I know I’m the last person you want to hear from. But I thought you should know.
I felt like the wind had been knocked out of me, and I couldn’t tell whether it was from hearing Heath’s voice again or from the shocking news he broke.
I didn’t cry. I didn’t think. I swept the dust off my old carry-on suitcase and started packing. A couple of hours later, I was at O’Hare, boarding the first available flight to LA.
“So Kat,” Andre said, changing the subject, “do you still skate?”
Garrett stiffened. “Babe, let’s not—”
“It’s okay.” I smiled. “I do, but it’s just for fun now. What about you, Garrett?”

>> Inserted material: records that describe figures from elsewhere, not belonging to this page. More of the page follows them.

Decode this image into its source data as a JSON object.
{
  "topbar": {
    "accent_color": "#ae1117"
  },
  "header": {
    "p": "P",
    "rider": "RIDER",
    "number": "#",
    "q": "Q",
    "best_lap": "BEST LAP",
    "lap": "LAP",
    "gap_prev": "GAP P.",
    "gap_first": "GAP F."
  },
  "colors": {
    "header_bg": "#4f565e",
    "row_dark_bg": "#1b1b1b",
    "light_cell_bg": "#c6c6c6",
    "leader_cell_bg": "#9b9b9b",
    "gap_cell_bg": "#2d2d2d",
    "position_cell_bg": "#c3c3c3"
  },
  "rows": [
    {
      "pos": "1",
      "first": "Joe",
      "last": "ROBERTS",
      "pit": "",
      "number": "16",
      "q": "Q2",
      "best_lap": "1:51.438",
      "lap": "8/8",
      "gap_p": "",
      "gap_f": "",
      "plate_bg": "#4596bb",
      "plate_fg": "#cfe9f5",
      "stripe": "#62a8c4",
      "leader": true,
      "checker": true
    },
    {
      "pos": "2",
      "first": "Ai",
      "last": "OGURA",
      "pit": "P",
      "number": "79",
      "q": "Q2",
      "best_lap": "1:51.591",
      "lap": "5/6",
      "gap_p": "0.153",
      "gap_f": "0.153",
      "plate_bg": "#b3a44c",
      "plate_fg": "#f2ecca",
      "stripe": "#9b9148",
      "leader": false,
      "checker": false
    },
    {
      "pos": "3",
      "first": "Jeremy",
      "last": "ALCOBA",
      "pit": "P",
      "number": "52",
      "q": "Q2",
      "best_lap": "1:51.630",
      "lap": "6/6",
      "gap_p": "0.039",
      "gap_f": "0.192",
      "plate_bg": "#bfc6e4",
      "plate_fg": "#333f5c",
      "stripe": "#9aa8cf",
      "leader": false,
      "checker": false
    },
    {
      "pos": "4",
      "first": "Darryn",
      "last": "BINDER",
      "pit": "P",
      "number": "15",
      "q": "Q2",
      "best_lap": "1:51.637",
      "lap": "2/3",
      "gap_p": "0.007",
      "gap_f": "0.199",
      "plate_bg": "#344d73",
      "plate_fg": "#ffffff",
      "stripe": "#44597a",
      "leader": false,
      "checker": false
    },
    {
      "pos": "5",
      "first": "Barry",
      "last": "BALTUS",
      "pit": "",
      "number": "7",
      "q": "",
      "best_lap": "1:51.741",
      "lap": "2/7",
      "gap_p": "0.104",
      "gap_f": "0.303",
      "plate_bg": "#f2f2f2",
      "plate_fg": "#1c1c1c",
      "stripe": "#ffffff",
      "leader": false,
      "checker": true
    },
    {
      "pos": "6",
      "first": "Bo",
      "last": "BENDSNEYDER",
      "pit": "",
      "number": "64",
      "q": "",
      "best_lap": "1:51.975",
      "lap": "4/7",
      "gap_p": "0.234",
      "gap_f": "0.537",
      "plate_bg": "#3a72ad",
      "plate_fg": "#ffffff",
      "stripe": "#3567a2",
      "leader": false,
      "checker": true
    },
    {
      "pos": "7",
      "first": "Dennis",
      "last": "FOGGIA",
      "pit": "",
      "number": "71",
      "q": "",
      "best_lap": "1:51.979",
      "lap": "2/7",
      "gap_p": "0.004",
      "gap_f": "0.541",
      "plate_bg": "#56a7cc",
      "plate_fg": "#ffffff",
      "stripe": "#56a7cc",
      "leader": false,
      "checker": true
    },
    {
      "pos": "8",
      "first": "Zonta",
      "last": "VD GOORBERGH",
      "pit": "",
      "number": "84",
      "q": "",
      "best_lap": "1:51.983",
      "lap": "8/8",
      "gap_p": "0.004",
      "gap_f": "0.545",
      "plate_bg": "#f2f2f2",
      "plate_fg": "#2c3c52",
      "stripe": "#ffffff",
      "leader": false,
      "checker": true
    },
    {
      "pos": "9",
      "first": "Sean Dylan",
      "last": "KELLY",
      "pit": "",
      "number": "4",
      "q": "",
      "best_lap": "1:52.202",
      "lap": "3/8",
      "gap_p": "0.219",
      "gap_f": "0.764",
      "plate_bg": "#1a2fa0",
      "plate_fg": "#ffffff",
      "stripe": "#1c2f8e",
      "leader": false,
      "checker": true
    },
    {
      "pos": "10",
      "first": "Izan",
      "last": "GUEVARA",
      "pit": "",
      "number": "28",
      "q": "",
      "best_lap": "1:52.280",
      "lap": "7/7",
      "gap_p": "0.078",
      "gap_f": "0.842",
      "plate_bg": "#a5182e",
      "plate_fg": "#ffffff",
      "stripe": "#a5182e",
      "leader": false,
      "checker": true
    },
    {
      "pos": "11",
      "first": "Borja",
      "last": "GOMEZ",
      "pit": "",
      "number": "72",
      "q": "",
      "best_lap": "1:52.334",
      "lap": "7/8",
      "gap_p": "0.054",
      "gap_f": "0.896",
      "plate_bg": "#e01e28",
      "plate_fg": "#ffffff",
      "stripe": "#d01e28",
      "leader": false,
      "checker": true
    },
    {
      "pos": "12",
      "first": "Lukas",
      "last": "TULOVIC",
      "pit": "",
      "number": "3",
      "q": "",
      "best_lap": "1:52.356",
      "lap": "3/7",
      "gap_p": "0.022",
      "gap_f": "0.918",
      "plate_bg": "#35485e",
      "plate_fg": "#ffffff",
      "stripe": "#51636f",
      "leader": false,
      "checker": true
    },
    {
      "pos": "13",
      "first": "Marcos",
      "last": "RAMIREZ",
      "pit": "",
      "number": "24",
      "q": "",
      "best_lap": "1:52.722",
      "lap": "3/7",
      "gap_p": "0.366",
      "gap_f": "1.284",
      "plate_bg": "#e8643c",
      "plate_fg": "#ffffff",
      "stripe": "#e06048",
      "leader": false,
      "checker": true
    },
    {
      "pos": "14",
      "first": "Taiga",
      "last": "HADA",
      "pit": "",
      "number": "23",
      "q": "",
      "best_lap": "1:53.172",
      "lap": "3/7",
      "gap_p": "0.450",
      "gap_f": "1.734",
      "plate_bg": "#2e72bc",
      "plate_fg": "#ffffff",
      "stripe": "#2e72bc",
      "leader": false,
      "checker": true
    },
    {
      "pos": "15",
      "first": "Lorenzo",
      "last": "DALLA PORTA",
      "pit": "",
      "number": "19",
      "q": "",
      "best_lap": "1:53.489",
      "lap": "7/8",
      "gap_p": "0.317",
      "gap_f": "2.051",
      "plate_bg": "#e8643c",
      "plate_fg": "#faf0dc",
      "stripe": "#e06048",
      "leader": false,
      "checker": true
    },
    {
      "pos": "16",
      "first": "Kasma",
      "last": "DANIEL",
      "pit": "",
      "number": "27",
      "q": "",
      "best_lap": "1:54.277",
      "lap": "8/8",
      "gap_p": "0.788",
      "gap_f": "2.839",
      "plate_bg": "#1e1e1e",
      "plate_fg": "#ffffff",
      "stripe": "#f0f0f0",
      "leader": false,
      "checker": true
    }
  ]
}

“Not for years,” he said. “After Vancouver, I had…well, there was an accident.”
“A fall?” I asked. I thought I’d noticed a new hitch in his step when he approached.
“I’d stayed super late at the Academy, trying to—” He shook his head. “It doesn’t matter. Anyway, I fell asleep at the wheel and flipped my car over a median on the freeway.”
I gasped. Andre gave Garrett’s hand a supportive squeeze.
“Holy shit,” I said. “Are you—I mean, are you okay? I’m so sorry, I didn’t know, or I—”
“I’m fine,” Garrett said. “At least I am now. But yeah, I figured that was as good a sign as any that my skating days were done.”
Perhaps it was a strange thought to have at a funeral, but I’d never seen Garrett look happier or healthier—which forced me to realize just how tense and miserable he’d been before.